Сваты обнялись и поцеловались. Потом Шрам взял за руку сына, а Черевань дочь, и свели их вместе, в полной уверенности, что и та и другая сторона согласны с их желаниями.
— Боже вас благослови! говорили они. Поцелуйтесь, дети.
Петру это внезапное сватовство казалось сновидением; он не помнил себя от радости. Но Леся с испугом посмотрела на отца и напомнила ему, что матери не было в светлице. В самом деле Череваниха, улучив минуту, выбежала в кухню к своим дивчатам, чтоб распорядиться приготовлением вечери.
Отсутствие матери было в глазах обоих сватов важным препятствием к обручению. Но пани Череваниха летала мухою по всему дому, успевая хлопотать за десятерых, и как раз во время показалась в светлице.
— Меласю! сказал ей муж, видишь ли, что тут у нас совершается?
— Вижу, вижу, пышный мой пан! отвечала жена, и тотчас же овладела рукою дочери.
Смотрит Петро: куда же девалась нежность в глазах у Леси? куда девалось сожаление и то чувство, которого никакими словами не выразишь? Она склонила голову на плечо к матери и играется её ожерельем, а на него и не взглянет. Гордо приподнялась её нижняя губка: красавица была обижена сватовством.
— Ну, нечего сказать, пане полковник, обратилась Череваниха к Шраму, скоро вы с своим сыном берете города. Только мы вам докажем, что женское царство стоит на свете крепче всякого другого.
Черевань восхищался бойкостью своей половины и только издавал свои густые: га-га-га! Но Шрам был недоволен переменою действующих лиц и сказал:
— Враг меня побери, коли с иною крепостью не легче совладать, чем с бабою! Какой же вы нам сделаете отпор? Чем я вам не сват? чем сын мой не жених вашей дочке?
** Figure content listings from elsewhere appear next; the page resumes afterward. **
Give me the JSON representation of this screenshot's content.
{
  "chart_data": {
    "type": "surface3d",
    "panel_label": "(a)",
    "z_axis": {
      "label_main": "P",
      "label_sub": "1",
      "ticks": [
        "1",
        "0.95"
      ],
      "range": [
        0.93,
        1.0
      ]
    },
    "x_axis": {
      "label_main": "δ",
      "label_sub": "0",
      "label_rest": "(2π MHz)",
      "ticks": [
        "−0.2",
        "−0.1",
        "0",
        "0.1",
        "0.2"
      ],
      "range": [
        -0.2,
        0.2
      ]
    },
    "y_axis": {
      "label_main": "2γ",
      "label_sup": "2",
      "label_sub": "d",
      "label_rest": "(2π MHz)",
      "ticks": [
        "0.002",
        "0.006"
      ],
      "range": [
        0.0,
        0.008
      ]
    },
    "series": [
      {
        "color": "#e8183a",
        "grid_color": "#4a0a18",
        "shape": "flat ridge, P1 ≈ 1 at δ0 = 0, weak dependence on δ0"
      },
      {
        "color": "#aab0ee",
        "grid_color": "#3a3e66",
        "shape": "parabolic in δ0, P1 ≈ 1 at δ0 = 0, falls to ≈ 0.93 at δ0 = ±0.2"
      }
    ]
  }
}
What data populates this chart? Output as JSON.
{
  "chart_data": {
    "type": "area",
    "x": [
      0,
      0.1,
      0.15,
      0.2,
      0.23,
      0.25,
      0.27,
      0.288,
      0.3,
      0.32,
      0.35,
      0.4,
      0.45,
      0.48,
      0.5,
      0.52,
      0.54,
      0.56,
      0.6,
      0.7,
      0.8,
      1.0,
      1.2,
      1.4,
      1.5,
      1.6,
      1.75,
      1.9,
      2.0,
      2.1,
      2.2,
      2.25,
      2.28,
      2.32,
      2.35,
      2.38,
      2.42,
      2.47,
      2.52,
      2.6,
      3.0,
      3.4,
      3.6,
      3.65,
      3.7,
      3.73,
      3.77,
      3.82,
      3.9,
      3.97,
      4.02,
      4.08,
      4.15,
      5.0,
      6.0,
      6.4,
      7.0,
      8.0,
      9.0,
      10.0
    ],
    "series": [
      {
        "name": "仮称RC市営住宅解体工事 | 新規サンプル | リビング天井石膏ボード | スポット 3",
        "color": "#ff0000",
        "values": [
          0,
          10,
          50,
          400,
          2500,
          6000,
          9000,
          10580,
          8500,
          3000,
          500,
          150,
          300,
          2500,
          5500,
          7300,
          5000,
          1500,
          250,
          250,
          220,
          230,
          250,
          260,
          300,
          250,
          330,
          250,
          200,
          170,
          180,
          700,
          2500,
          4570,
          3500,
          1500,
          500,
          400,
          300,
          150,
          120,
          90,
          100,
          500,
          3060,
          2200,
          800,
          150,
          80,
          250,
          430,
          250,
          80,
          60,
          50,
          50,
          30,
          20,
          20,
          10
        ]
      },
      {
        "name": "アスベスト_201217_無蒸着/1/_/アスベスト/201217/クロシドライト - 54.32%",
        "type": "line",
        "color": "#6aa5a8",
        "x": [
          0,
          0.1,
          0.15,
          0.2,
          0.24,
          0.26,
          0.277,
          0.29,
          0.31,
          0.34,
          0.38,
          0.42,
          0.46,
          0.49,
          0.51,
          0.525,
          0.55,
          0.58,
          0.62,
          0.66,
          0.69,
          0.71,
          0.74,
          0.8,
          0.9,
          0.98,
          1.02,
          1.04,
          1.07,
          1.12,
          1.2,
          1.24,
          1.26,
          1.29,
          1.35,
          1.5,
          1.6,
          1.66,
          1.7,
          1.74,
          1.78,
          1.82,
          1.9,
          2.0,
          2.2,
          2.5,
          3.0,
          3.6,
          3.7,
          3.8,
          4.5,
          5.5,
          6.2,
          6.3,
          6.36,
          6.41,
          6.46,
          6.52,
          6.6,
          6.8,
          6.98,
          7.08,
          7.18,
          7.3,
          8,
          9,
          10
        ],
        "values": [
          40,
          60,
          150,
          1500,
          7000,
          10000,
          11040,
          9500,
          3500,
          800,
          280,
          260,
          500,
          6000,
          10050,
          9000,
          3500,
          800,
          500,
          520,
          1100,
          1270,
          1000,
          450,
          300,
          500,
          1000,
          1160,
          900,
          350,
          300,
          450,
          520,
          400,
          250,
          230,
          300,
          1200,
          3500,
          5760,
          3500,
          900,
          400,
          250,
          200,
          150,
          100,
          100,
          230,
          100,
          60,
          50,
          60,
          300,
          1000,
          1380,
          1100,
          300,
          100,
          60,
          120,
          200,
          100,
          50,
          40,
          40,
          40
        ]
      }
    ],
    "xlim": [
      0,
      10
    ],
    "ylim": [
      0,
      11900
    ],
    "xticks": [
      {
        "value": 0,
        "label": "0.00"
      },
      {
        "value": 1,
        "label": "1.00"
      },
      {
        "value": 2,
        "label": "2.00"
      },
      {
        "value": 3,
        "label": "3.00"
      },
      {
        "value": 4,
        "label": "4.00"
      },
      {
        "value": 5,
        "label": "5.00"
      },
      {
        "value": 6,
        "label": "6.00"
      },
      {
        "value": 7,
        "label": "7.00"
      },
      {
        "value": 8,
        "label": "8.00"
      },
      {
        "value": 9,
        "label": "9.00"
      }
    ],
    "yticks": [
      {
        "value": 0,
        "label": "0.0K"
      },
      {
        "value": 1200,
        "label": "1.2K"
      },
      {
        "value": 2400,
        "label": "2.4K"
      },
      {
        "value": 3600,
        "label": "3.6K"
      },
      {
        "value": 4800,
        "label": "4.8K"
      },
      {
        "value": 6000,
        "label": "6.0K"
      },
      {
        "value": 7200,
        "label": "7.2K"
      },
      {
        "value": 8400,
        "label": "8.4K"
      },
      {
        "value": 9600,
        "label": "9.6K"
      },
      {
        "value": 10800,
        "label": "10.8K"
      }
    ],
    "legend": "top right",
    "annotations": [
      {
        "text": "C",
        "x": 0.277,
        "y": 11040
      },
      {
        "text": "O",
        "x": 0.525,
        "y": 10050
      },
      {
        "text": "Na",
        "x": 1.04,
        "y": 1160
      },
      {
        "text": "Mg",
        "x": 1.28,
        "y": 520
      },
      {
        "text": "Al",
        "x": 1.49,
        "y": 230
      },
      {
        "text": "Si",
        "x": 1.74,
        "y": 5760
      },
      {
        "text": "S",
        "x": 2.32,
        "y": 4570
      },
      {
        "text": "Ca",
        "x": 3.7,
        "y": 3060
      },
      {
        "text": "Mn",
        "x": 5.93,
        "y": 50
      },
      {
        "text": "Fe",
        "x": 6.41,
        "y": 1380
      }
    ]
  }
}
Когда Шрам говорил, Черевань смотрел на него, вытаращив глаза; и потом с таким же вниманием обратил их на свою хозяйку. Прочие также выражали ожидание, чем это кончится, а молодые стояли, потупя глаза.
— Пане полковник, приятель наш почтенный, сказала Череваниха, стараясь говорить как можно ласковее, — не к тому тут клонится речь; с дорогою душою готовы мы отдать тебе свое дитя, только нужно сделать это по-христиански. Наши деды и бабушки, когда думали заручать детей, то сперва ехали всею семьею на богомолье в монастырь, или к чудотворному образу; там усердно молились Богу, — вот Бог давал их детям и здоровье и согласие на всю жизнь. Дело это святое, сделаем же и мы его по-предковски. Отправимся завтра все гуртом в Киев, отслужим в пещерах святым угодникам молебен, да тогда уже и за сватовство.
Такая речь совершенно смягчила Шрама.
— Ну, нечего сказать, Михайло, обратился он к Череваню, благословил тебя Господь дочкою, да не обидел и жинкою!
— Га-га-га! отвечал Черевань. — Да, бгат! моя Мелася не уронила б себя и за гетманом!